-Violetta!Viola!
Odwróciła się i zobaczyła biegnącego w jej stronę Diego.
-Diego! Skończyliśmy już znajomość idź z tąd natychmiast!
-Violu proszę daj mi szansę...kocham cię!
-Udowodniłeś tę miłość z Naty!
-Violu proszę zapomnijmy o tym!
-Nie zapomnę dzięki temu jestem zaręczona z Leonem!
-Ty i Leon!?
Diego dobiega do Violetty i łapie ją za rękę.
-Zostaw mnie!
Violetta wyszarpała swoją rękę z jego uścisku.
-Jeśli za 5 sekund z tąd nie pójdziesz to przysięgam załatwię ci zakaz zbliżania się!

-Co ty sobie wogóle myślisz!? Że jak przeprosisz to zapomnę!? Zdradziłeś mnie, nie cofniesz tego już wybrałeś Naty. A mnie zostaw w spokoju.
Violetta wsiadła do taksówki i zostawiła Diego przed budynkiem swojej pracy.
Wysiadając zobaczyła że przed drzwiami stoi bukiet róż z karteczką "Nie przestałem Cię kochać
Diego"
Violetta wyrzuciła piękny bukiet do kubła stojącego obok domu.
Weszła do środka. Usiadła na kanapie w salonie i oglądała telewizję. Ok. godziny 16 wrócił do domu Leon.
-Dlaczego moja księżniczka jest smutna?
-Jeśli jeszcze raz ci się pokarze na twoje śliczne oczy załatwię ci ten zakaz!
-Dziękuję
Violetta pocałowała Leona.
Leon wstał wziął Violę na ręce postawił i zaczął z nią tańczyć.

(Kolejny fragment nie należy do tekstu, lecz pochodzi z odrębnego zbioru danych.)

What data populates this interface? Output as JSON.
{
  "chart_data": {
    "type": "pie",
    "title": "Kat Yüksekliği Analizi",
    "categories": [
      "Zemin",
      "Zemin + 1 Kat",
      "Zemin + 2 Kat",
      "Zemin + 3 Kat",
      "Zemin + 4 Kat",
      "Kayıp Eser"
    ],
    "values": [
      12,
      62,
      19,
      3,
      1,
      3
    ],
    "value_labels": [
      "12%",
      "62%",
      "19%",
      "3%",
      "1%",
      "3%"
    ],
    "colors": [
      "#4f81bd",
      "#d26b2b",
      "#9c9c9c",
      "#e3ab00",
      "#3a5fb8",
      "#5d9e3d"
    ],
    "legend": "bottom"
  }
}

Violetta się zaśmiała. Leon się uśmiechnął.
-Teraz już koniec tego tańcowania! Kręci mi się w głowie!Leon ostrożnie postawił Violę na ziemi i zaczęli się całować.
Kiedy skończyli Violetta zobaczyła...Diego za oknem!
-Leon! Diego jest za oknem!
Wskazała palcem okno przez które ciągle zaglądał Diego. Leon natychmiast się odwrócił. Wyszedł przed dom i dalej Violetta słyszała tylko krzyki...
Leon wrócił do domu.
-Spokojnie on tu już nie wróci.
Violetta przytuliła Leona.
-Na pewno?
-Tak.



-Kocham cię wiesz?
-Wiem.
Leon zabrał Violettę do sypialni i położyli się spać.